Accountants could face tax evasion charges
The chief secretary to the Treasury, Danny Alexander, has called for organisations including accountants, to be prosecuted if they facilitate tax evasion by their clients.
The Lib-Dem minister wants to push through new legislation before the general election on 7 May to make the support of tax evasion a specified crime.
But do we actually need more laws in this area?
The Government is proud that is has already changed the tax legislation 42 times since it came into power in 2010 to counteract tax evasion and to discourage tax avoidance. One of the most recent innovations in this area is the Promoters of Tax Avoidance Schemes (POTAS) rules, which were introduced by Finance Act 2014, Pt 5, Schs 34-36.
In practice the POTAS regime has only just come into effect as guidance on the application of those rules was published on 12 February 2015, although the commencement date for the legislation was 17 July 2014.
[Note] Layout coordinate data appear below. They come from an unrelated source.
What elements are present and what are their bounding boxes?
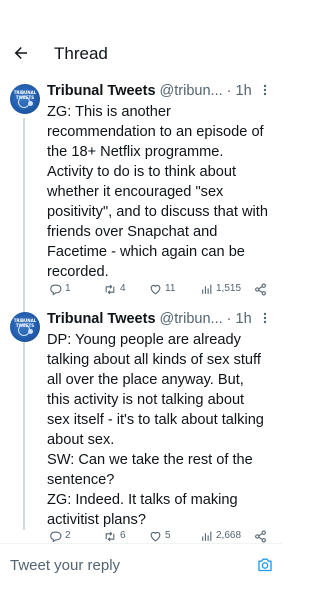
retweet-count: 6: [120, 530, 126, 541]
views-bar-chart-icon: [202, 531, 212, 541]
reply-icon: [50, 284, 62, 295]
timestamp[interactable]: 1h: [236, 83, 252, 99]
tweet-actions: 1 4 11 1,515: [47, 282, 275, 298]
more-options-button[interactable]: [259, 84, 271, 98]
reply-input[interactable]: [10, 554, 230, 576]
more-vertical-icon: [263, 312, 267, 324]
like-count: 11: [165, 283, 176, 294]
reply-button[interactable]: 1: [49, 282, 71, 296]
tweet[interactable]: TRIBUNAL TWEETS Tribunal Tweets @tribun.…: [0, 82, 282, 297]
retweet-count: 4: [120, 283, 126, 294]
camera-icon: [258, 558, 272, 571]
like-button[interactable]: 11: [149, 282, 175, 296]
tweet-text: DP: Young people are already talking abo…: [47, 332, 264, 528]
more-vertical-icon: [263, 84, 267, 96]
author-handle[interactable]: @tribun...: [160, 83, 223, 99]
share-icon: [255, 283, 266, 295]
reply-composer: [0, 543, 282, 601]
reply-count: 2: [65, 530, 71, 541]
thread-header: Thread: [0, 0, 282, 72]
share-button[interactable]: [254, 282, 267, 296]
separator: ·: [226, 311, 232, 327]
timestamp[interactable]: 1h: [236, 311, 252, 327]
camera-button[interactable]: [256, 555, 274, 573]
share-icon: [255, 530, 266, 542]
tweet-header: Tribunal Tweets @tribun... · 1h: [47, 310, 277, 328]
page-title: Thread: [54, 44, 108, 63]
avatar[interactable]: TRIBUNAL TWEETS: [10, 312, 40, 342]
tweet[interactable]: TRIBUNAL TWEETS Tribunal Tweets @tribun.…: [0, 310, 282, 545]
back-button[interactable]: [10, 42, 32, 64]
tweet-text: ZG: This is another recommendation to an…: [47, 104, 268, 280]
avatar[interactable]: TRIBUNAL TWEETS: [10, 84, 40, 114]
author-name[interactable]: Tribunal Tweets: [47, 83, 156, 99]
author-handle[interactable]: @tribun...: [160, 311, 223, 327]
view-count: 1,515: [216, 283, 242, 294]
like-count: 5: [165, 530, 171, 541]
views-button[interactable]: 2,668: [200, 529, 241, 543]
retweet-icon: [105, 284, 115, 294]
retweet-icon: [105, 531, 115, 541]
arrow-left-icon: [14, 47, 27, 59]
heart-icon: [150, 531, 161, 541]
tweet-header: Tribunal Tweets @tribun... · 1h: [47, 82, 277, 100]
reply-button[interactable]: 2: [49, 529, 71, 543]
views-bar-chart-icon: [202, 284, 212, 294]
separator: ·: [226, 83, 232, 99]
more-options-button[interactable]: [259, 312, 271, 326]
reply-count: 1: [65, 283, 71, 294]
views-button[interactable]: 1,515: [200, 282, 241, 296]
reply-icon: [50, 531, 62, 542]
retweet-button[interactable]: 6: [103, 529, 126, 543]
share-button[interactable]: [254, 529, 267, 543]
view-count: 2,668: [216, 530, 242, 541]
heart-icon: [150, 284, 161, 294]
like-button[interactable]: 5: [149, 529, 171, 543]
author-name[interactable]: Tribunal Tweets: [47, 311, 156, 327]
retweet-button[interactable]: 4: [103, 282, 126, 296]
The POTAS regime is aimed at tax scheme promoters. These are essentially firms or individuals who are responsible for the design, organisation or management of the tax scheme, or who market the scheme to the client. However, the HMRC guidance is clear that where an adviser offers independent tax advice on a discrete element of the scheme, without knowledge of the whole, that adviser will not be defined as a “promoter”.
HMRC can issue conduct notices to scheme promoters who meet certain threshold conditions, and to monitor those who breach a conduct notice. There is no right of appeal against a conduct notice, which can last up to two years.
If the conduct notice is breached, HMRC can ask the first tier tribunal to issue a monitoring notice for the scheme promoter. Failure to comply with the conditions of a monitoring notice can generate fine of up to £1m per failure per client. Those subject to a monitoring notice can also be convicted of a criminal offence if they conceal, destroy or dispose of documents.
Most high-street accountants wouldn’t fall into the definition of promoter, but they could be defined as an “intermediary” - someone who sits between the promoter and the client. The guidance says this is someone who “typically provides the client with information and other support in relation to the scheme”.
A promoter who is subject to a conduct notice is required to provide adequate information to an intermediary about tax schemes it promotes. If the promoter fails to provide information to HMRC when requested, HMRC can ask the intermediary to provide that information. Failure to provide information to HMRC can result in penalties.
So we already have a system that penalises accountants if they get mixed up with tax scheme promoters, and provides criminal sanctions for scheme promoters who break conditions set down by HMRC.
What’s more, as David Winch has pointed out there are existing offences of “conspiracy to defraud” and “cheating the public revenue”. In addition intentionally encouraging or assisting an offence is already an offence under Part 2, Serious Crime Act 2007.
Rebecca Cave is the author Tax Rates and Tables 2014/15 published by Bloomsbury Professional.